2024-08-18 23:02:15.796320: W external/xla/xla/service/gpu/nvptx_compiler.cc:836] The NVIDIA driver's CUDA version is 12.4 which is older than the PTX compiler version (12.6.20). Because the driver is older than the PTX compiler version, XLA is disabling parallel compilation, which may slow down compilation. You should update your NVIDIA driver or use the NVIDIA-provided CUDA forward compatibility packages.


In [7]:
# Parameters of the differential equation. A is drawn from a uniform distribution.

e = 4
r = 1


key0 = jax.random.PRNGKey(0)
y0 = jax.random.uniform(key0, (e,))

key1 = jax.random.PRNGKey(1)
A = jax.random.uniform(key1, (e, e, d))

n = 6

In [9]:
ind_list = [_make_indices_j(k) for k in range(1, n+1)] #make the indices for the einsums
pow = powers_up_to(A, n) #compute and store the powers of A
one_step_euler(n, y0, pow, rs, ind_list) 

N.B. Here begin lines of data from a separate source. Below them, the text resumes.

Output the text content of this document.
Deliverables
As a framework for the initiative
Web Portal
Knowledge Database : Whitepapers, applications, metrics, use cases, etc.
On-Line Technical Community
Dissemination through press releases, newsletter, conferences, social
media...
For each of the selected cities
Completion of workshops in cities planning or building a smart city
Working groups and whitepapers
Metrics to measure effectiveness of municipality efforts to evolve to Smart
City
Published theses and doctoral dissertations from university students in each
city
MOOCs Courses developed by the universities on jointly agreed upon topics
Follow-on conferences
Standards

Array([5.9543521 , 5.06384921, 1.39503282, 3.45248092], dtype=float64)

In [10]:
# Now let's test how much time vmap is saving us. We compare the sequential evaluation of the above
# function over many y0's, with the evaluation of the same function using vmap.

num_y0s = 10000
keys = jax.random.split(key1, num_y0s)
random_arrays = [jax.random.uniform(k, (e,)) for k in keys]

start = time.time()
for y in random_arrays:
    one_step_euler(n, y, pow, rs, ind_list)
print("Sequential evaluation time: ", time.time() - start)

start = time.time()
jax.vmap(lambda y: one_step_euler(n, y, pow, rs, ind_list))(jnp.array(random_arrays))
print("vmap evaluation time: ", time.time() - start)

# about a 10-fold speedup on Havok, 20-fold on Sauron
# the first time vmap is run it is slower becuase of compilation, subsequent runs are faster

Sequential evaluation time:  22.0222806930542
vmap evaluation time:  2.2496044635772705


It's very possible the code above isn't fully optimised. One obstacle to removing some of the lists and for loops is that the arrays for the signatures of various levels are of different sizes, and therefore not stackables. This makes it impossible to vectorise operations over them, even though these operations can in principle be done in parallel.